Since this is the atheists' version of the Sistine Chapel ceiling, there is obviously no place for God in the painting. However we can hardly contemplate a painting based on one so famous without reference to the iconic central panel of God creating Adam. Fortunately a perfect substitute for God has been suggested in the form of our earliest consestor. Consestor is the term coined by Richard Dawkins in his book "The Ancestor's Tale" for the earliest common ancestor of different lines of species.

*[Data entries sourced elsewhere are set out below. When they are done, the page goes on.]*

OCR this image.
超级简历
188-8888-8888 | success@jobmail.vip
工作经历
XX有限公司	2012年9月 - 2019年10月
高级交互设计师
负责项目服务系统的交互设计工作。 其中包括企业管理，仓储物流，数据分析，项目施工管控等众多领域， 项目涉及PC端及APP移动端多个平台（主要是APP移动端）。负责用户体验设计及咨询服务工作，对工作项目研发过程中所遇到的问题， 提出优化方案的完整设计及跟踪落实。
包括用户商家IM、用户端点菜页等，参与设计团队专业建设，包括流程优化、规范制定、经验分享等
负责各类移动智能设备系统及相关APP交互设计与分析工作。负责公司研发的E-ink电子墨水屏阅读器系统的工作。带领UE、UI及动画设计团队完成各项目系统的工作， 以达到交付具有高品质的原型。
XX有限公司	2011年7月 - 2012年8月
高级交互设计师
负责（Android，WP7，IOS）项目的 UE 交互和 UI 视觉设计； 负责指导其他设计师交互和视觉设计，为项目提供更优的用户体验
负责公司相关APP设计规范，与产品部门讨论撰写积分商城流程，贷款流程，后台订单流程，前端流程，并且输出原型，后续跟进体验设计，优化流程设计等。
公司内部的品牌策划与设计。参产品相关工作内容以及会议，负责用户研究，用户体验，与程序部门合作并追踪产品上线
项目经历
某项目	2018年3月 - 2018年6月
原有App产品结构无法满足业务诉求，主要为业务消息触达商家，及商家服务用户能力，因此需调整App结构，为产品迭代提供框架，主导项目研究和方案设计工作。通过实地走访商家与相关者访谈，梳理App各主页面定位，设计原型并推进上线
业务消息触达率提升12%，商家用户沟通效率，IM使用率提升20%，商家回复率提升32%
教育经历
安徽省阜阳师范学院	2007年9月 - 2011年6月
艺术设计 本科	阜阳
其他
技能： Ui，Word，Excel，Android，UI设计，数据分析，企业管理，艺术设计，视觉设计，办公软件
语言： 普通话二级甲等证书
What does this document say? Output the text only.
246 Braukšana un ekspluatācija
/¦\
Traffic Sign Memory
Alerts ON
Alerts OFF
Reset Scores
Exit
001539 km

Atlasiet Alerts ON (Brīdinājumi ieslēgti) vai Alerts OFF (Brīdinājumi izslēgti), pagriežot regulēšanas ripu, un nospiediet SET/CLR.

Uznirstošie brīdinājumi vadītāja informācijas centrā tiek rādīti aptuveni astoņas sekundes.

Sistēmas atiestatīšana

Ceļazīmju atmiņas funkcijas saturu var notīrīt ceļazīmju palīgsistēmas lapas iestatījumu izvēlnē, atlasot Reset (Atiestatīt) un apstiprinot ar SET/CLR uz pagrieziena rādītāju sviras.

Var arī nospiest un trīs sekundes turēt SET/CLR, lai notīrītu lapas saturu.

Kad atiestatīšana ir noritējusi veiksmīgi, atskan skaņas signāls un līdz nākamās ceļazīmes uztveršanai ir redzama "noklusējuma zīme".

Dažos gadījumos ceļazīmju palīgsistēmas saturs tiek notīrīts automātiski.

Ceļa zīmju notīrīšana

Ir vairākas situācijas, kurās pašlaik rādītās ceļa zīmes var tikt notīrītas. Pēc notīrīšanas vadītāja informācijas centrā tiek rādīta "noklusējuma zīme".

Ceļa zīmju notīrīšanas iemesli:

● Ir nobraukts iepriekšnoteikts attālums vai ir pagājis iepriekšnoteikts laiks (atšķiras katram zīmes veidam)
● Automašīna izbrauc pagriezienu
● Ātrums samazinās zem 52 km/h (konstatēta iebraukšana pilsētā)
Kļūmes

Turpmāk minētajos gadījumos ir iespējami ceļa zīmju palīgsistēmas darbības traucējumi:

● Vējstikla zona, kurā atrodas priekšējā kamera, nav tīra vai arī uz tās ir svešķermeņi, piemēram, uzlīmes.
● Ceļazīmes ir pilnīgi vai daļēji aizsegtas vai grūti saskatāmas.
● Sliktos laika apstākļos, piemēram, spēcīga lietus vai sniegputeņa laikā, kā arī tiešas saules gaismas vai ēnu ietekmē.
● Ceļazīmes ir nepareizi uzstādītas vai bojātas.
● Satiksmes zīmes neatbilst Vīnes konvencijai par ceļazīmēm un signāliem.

According to Dawkins our first consestor, that is to say our nearest, chronologically speaking, common ancestor is the individual who was mother to both our lineage and that of the chimpanzees and gorillas. This individual lived around six to seven million years ago and while there is no firm fossil evidence that gives exact detail of what she would have looked like there is sufficient evidence of chimpanzee/homo fossils from around this period for us to have a stab at the appearance of our "Eve". In any event there is more evidence for our Eve than Michaelangelo had for his God!

So while we have the figure to replace God we are still not sure who should replace the Adam figure in the central scene, or indeed whether this should be a single individual, or even if it should be a real or fictional figure. Could it be argued that the archetype of humankind could be represented by a single fictional figure? say Homer Simpson. Do you have a better idea?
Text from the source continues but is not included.